Tuesday, October 5, 2010

so apparently im really bad at this whole blog thing.  i have a lot of good thoughts where i say in my head, "this would be a good post", but it never happens, obviously.  i have not forgotten about blogging you see...im just lazy i guess.  but this past weekend was to good to pass up a blog opportunity, and to be frank, im quite bored in class right now.  (and ironically enough we are discussing ADD...oops.)
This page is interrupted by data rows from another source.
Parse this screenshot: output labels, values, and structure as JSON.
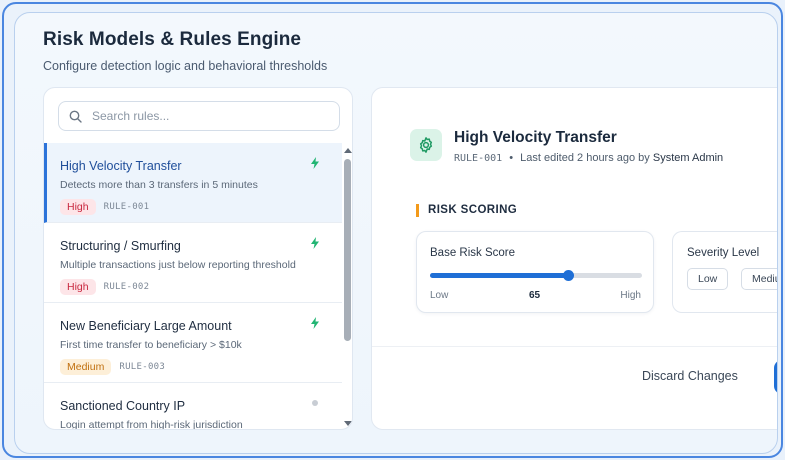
{
  "header": {
    "title": "Risk Models & Rules Engine",
    "subtitle": "Configure detection logic and behavioral thresholds"
  },
  "search": {
    "placeholder": "Search rules..."
  },
  "rules": [
    {
      "name": "High Velocity Transfer",
      "description": "Detects more than 3 transfers in 5 minutes",
      "severity": "High",
      "id": "RULE-001",
      "status_icon": "bolt-icon",
      "active": true
    },
    {
      "name": "Structuring / Smurfing",
      "description": "Multiple transactions just below reporting threshold",
      "severity": "High",
      "id": "RULE-002",
      "status_icon": "bolt-icon",
      "active": false
    },
    {
      "name": "New Beneficiary Large Amount",
      "description": "First time transfer to beneficiary > $10k",
      "severity": "Medium",
      "id": "RULE-003",
      "status_icon": "bolt-icon",
      "active": false
    },
    {
      "name": "Sanctioned Country IP",
      "description": "Login attempt from high-risk jurisdiction",
      "severity": "",
      "id": "",
      "status_icon": "inactive-dot-icon",
      "active": false
    }
  ],
  "detail": {
    "icon": "gear-icon",
    "title": "High Velocity Transfer",
    "rule_id": "RULE-001",
    "separator": "•",
    "edited_prefix": "Last edited 2 hours ago by",
    "editor": "System Admin",
    "section_label": "RISK SCORING",
    "score": {
      "label": "Base Risk Score",
      "value": 65,
      "value_text": "65",
      "min_label": "Low",
      "max_label": "High"
    },
    "severity": {
      "label": "Severity Level",
      "options": [
        "Low",
        "Medium"
      ]
    },
    "actions": {
      "discard_label": "Discard Changes"
    }
  },
  "colors": {
    "accent": "#1f6fd6",
    "high_bg": "#fde5e8",
    "high_text": "#c8283f",
    "medium_bg": "#fdefd8",
    "medium_text": "#c07010",
    "bolt": "#22b573",
    "section_marker": "#f39a1a"
  }
}
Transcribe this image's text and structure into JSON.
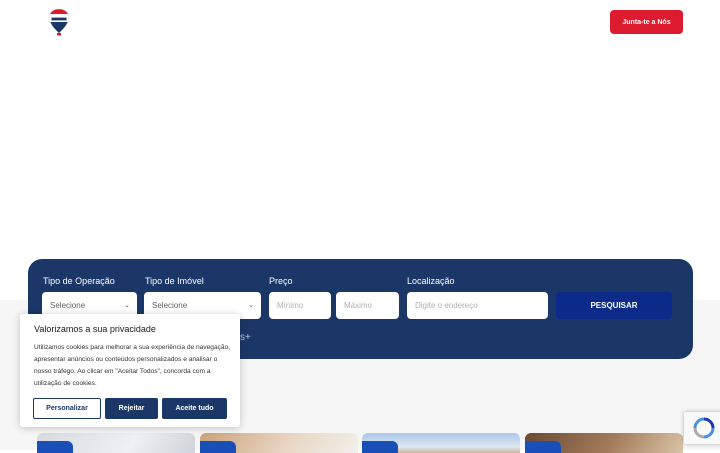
{
  "header": {
    "logo_icon": "remax-balloon-logo-icon",
    "join_button_label": "Junta-te a Nós"
  },
  "search": {
    "operation_label": "Tipo de Operação",
    "operation_value": "Selecione",
    "property_type_label": "Tipo de Imóvel",
    "property_type_value": "Selecione",
    "price_label": "Preço",
    "price_min_placeholder": "Mínimo",
    "price_max_placeholder": "Máximo",
    "location_label": "Localização",
    "location_placeholder": "Digite o endereço",
    "search_button_label": "PESQUISAR",
    "more_filters_label": "s+"
  },
  "cookie_banner": {
    "title": "Valorizamos a sua privacidade",
    "text": "Utilizamos cookies para melhorar a sua experiência de navegação, apresentar anúncios ou conteúdos personalizados e analisar o nosso tráfego. Ao clicar em \"Aceitar Todos\", concorda com a utilização de cookies.",
    "customize_label": "Personalizar",
    "reject_label": "Rejeitar",
    "accept_label": "Aceite tudo"
  },
  "recaptcha": {
    "icon": "recaptcha-icon"
  },
  "colors": {
    "brand_red": "#dc1c2e",
    "brand_navy": "#1b3768",
    "search_blue": "#0b2a8a",
    "badge_blue": "#1b4fb8"
  }
}
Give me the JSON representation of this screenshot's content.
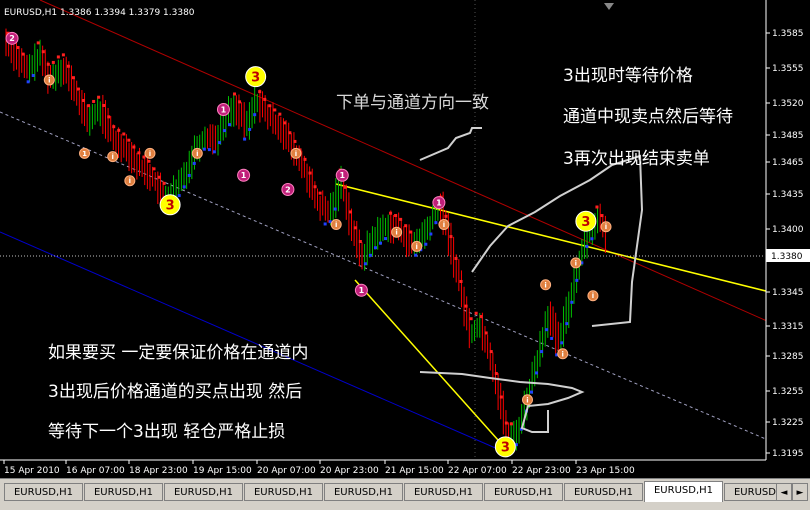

this weekend i took four of my girls to sharptop for younglife weekend camp.  i was really anxious about i, but once again, i saw God like he does so many time in my life humble me to a point where he can really use me.  the girls had a blast and they even came to club last night and brought tins of friends.  God is so good and always faithful even when i am faithless.  I have moms texting me telling what an impact we are making on the kids, and i know beyond a doubt that this is where God has me.  Life is so short.  Life is so fleeting.  Life is good, but like the words in the sand, will be washed away before we know it.  The way i see it, if i do nothing to make a difference with the time God has given me, my life is not only short but pointless.  God is so much bigger than i give him credit for, and it takes weekends like this to remind me of that.  It is my prayer that i will be reminded of this everyday.  It wasnt that some big event happened or that those four girls had some big revelation about Jesus this weekend, but they got to see Jesus through the leaders there and through that let me in to their lives, which is a big deal for these girls.  it's the sweet moments like these that take me back to the cross on my knees.  God is good.
1 Peter 3:10-11
"For whoever desires to love life and see good days, let him keep his tongue from evil and his lips from speaking deceit; let him turn away from evil and do good; let him seek peace and pursue it."